L’alone delle elezioni americane, che hanno tenuto col fiato sospeso il mondo intero fino a sabato scorso, deve aver rappresentato una cornice irrinunciabile nel confronto. A poche ore dal verdetto Usa, infatti, sono arrivate anche le congratulazioni del pragmatico e prudente principe ereditario di Abu Dhabi, Mohammed bin Zayed, che però, appena tre mesi fa, ha concluso gli accordi di Abramo con Netanyahu (a cui poi si è unito anche il Bahrein), tramite il broker americano Trump. Del resto, Biden era ancora candidato alla Casa Bianca quando, ad agosto, ha elogiato gli accordi come un “passo storico per colmare le profonde divisioni del Medio Oriente”. Mentre la mossa politica che potrebbe cambiare il peso specifico della potenza emiratina nel Golfo e che viene rivendicata con grande orgoglio dalle autorità locali, era già stata gestita con grande prudenza anche dal principe Zayed, che, alla cerimonia della firma alla casa Bianca, si era fatto rappresentare dal suo ministro degli Esteri, lo stesso che ha incontrato Di Maio in queste ore.

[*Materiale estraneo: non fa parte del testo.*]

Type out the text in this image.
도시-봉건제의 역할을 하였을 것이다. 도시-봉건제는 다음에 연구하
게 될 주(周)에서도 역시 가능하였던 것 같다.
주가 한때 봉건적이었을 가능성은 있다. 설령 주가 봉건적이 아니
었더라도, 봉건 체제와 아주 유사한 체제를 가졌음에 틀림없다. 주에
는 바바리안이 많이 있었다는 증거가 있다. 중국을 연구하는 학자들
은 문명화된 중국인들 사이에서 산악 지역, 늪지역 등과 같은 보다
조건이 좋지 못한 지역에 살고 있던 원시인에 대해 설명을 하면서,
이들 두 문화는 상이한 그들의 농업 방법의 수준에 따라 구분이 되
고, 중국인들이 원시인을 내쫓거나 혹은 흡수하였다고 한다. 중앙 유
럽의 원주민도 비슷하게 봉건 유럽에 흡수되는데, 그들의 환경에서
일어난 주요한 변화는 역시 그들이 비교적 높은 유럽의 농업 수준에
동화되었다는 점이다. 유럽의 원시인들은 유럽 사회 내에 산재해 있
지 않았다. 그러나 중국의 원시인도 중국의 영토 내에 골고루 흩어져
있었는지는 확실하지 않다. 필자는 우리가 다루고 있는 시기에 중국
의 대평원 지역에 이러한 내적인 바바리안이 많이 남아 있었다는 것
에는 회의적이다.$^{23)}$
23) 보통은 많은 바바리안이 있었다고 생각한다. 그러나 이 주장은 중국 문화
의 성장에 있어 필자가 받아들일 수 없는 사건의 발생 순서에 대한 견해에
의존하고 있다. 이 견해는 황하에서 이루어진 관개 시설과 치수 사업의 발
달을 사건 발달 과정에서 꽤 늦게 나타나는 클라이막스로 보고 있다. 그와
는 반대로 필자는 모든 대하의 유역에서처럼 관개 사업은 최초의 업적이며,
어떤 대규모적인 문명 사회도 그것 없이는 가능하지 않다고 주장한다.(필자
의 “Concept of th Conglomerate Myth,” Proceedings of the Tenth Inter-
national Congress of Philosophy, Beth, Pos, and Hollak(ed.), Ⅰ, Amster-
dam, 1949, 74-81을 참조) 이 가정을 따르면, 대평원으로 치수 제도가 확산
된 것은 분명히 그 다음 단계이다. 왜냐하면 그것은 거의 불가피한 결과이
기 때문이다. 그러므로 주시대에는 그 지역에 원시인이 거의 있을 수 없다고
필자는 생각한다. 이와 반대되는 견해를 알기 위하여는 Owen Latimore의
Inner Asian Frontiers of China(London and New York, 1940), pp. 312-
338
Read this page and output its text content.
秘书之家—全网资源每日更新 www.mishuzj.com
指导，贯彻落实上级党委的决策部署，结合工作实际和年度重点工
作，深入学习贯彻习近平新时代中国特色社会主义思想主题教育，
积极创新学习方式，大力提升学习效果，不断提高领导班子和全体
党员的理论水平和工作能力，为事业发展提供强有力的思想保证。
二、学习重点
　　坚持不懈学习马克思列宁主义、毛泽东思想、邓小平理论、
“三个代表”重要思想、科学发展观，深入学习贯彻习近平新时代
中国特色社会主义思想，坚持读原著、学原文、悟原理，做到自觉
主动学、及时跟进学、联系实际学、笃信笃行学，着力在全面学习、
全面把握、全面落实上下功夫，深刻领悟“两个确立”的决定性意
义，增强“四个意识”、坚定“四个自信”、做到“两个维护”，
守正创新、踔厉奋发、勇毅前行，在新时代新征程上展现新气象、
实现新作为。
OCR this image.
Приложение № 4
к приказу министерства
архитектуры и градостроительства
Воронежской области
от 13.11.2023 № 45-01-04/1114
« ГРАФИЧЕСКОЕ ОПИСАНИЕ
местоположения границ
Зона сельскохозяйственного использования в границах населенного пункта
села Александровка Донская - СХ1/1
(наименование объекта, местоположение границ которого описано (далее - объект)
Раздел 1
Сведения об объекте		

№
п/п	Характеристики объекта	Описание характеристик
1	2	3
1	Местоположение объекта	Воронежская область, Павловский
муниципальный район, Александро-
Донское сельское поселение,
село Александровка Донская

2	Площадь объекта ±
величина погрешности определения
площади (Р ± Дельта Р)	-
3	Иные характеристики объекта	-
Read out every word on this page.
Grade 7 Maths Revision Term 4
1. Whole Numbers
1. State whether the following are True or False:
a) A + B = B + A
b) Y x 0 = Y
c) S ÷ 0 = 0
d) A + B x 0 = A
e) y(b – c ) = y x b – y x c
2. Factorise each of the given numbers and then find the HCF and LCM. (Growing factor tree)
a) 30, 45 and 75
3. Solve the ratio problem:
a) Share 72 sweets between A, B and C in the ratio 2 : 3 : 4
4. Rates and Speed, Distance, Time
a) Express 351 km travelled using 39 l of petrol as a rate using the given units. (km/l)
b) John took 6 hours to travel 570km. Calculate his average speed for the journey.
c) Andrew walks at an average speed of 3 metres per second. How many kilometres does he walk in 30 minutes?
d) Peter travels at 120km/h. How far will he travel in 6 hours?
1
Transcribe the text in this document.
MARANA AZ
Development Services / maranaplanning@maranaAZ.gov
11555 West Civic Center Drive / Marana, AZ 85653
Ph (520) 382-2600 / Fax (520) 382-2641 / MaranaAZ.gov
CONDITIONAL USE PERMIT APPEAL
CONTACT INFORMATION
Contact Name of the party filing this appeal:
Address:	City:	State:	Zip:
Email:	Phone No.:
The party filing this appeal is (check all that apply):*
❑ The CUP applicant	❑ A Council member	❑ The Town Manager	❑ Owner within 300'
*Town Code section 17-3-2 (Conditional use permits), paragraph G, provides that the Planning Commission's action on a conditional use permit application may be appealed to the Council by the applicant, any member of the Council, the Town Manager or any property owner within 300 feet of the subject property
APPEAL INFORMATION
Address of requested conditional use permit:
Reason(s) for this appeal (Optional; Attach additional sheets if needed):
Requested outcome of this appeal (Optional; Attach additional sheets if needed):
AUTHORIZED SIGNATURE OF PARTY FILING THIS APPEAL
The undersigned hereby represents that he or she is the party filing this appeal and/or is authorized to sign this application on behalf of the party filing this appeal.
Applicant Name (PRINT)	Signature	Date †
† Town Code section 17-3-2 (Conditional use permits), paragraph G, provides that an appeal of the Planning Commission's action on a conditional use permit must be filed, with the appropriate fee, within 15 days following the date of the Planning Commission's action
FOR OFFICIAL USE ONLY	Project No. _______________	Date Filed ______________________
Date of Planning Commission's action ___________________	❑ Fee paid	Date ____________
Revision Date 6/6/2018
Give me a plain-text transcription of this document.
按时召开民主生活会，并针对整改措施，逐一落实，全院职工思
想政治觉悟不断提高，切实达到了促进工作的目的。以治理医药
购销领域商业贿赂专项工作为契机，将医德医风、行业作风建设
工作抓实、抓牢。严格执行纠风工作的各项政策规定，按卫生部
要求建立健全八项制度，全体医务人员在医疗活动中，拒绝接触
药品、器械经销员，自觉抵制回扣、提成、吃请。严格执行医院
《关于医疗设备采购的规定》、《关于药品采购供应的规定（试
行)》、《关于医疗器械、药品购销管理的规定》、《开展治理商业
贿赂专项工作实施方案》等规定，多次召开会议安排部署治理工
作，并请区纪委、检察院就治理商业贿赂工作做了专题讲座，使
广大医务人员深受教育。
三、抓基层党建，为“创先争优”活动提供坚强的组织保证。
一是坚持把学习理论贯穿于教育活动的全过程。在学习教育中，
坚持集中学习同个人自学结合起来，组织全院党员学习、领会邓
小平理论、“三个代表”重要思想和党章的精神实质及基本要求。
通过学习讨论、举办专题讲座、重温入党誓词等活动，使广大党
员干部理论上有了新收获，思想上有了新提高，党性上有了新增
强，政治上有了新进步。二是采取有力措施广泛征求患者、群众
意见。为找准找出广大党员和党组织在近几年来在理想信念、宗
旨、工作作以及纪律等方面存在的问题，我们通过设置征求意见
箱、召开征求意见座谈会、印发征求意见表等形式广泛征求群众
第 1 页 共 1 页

Ad ogni buon conto, i rapporti emiratini sono sempre stati trasversali e produttivi sia con i repubblicani che con i democratici. Se il Bahrein ospita la quinta flotta della Marina degli Stati Uniti, la base emiratina di Al Dhafra accoglie alcune unità dell’aviazione a stelle e strisce. Ora che è scomparsa la pistola sul tavolo di Trump, dopo l’uccisione del generale iraniano Qassim Soleimani e dopo l’immediata ritorsione missilistica ad una base americana in Iraq, nel Golfo si guarda con attenzione al nuovo multilateralismo di Biden e alle sue parole sull’accordo sul nucleare (noto come Piano d’azione globale congiunto, Jcpoa): rivendicando la strategia politica degli anni in cui era vicepresidente di Obama, in campagna elettorale ha definito l’accordo “come punto di partenza per il seguito se l’Iran tornerà a rispettarlo.”

Un altro capitolo che rimane aperto anche nel Golfo è quello della Libia. Proprio in queste ore, settantacinque rappresentanti del Paese nordafricano, appartenenti a varie circoscrizioni e parti politiche, hanno avviato colloqui a Gammarth, nei pressi di Tunisi, sotto l’egida dell’Onu. La rappresentante speciale del segretario generale dell’Onu e capo ad interim dell’Unsmil, Stephanie Williams, si è detta “ottimista” circa la possibilità di conseguire una tabella di marcia per le elezioni nel Paese ancora in preda del caos. Ma all’Italia preme anche un delicatissimo allegato del dossier, la questione dei 18 pescatori siciliani trattenuti dal primo settembre dal Maresciallo Haftar. Invitando alla massima prudenza, proprio in questi giorni, il vice ministro degli Esteri Marina Sereni, in un’intervista radiofonica, ha auspicato una mediazione emiratina, che insieme alla Russia, figura tra i players “che hanno con quelle forze della Cirenaica un rapporto più stretto.”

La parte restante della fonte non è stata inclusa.